Behind the glass we glimpsed a red Chagall and a black Soulages, and together with Katya Posetselskaya and David Decobert, we stepped in to ask if we might take a closer look.

Inside, we found exquisitely arranged rooms. In one — a collection by my favourite designer Axel Vervoordt, who is always impeccable in his wabi-sabi style; in another — that very red Chagall. And opposite, set against a deep blue rectangle of wall, hung a small painting by Nicolas de Staël.
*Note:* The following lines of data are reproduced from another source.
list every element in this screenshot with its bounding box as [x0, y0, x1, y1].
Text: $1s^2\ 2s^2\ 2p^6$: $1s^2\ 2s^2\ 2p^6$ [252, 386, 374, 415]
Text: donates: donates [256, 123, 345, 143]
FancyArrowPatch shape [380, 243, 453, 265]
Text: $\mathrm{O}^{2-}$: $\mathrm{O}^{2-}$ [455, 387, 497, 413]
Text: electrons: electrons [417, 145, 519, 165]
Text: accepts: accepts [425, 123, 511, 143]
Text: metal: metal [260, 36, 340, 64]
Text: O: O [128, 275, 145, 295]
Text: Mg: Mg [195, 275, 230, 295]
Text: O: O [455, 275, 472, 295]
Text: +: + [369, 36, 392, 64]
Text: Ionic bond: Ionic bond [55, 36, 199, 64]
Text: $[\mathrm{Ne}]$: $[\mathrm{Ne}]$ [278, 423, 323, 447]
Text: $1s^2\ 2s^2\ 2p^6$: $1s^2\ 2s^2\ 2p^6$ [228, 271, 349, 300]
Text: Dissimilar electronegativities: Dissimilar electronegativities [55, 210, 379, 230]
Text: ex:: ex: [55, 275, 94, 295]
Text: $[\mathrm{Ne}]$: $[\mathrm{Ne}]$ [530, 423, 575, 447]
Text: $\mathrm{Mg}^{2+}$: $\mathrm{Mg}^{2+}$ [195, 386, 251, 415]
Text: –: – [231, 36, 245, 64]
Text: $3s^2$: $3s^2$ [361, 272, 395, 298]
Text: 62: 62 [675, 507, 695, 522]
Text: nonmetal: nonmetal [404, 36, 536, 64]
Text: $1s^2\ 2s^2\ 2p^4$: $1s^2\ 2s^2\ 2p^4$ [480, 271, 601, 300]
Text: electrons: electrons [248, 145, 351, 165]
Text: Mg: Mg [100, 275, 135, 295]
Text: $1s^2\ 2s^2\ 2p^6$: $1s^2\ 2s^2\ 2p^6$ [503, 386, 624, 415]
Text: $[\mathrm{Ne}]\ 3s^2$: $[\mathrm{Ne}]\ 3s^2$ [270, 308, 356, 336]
It was so beautiful we froze in place, taking in the shimmering strokes of color and discussing the work of curators — those who know how to make paintings speak louder through the space around them.

By that point, I had no doubt left about the ultramarine wall for my Blueberries.
Nicolas de Stael
Nicolas de Staël
If you walk from the Champs-Élysées and the Christie’s building toward the Grand Palais and continue along this side of the Seine, you’ll reach the far end of the Tuileries Garden — the place where I always seem to get stuck on the green chairs beneath the perfectly trimmed trees.

And just a bit farther, past the Louvre and across the river, I make my usual stop — like visiting an old friend — at the historic Sennelier art shop, where I go for materials and for the atmosphere that has lingered here since 1887.
And farther along — through the Musée d’Orsay and the Cluny Museum with its medieval mysteries — you reach the Luxembourg Gardens, just a stone’s throw from Notre-Dame de Paris.

This year, for the first time, I stepped into the cool halls of the Cluny and saw the legendary Renaissance tapestries The Lady and the Unicorn in person. They’re called an "allegory of the five senses," yet somehow… there are six of them. A mystery.
The Lady and the Unicorn
The Lady and the Unicorn
Each time, the route of this walk would change — but sooner or later, it always led me back to the exhibition.

My Blueberries stayed in Paris. And I’m genuinely happy that I’m not the only one taking inspiration from this city — my inspiration is staying here with it, too.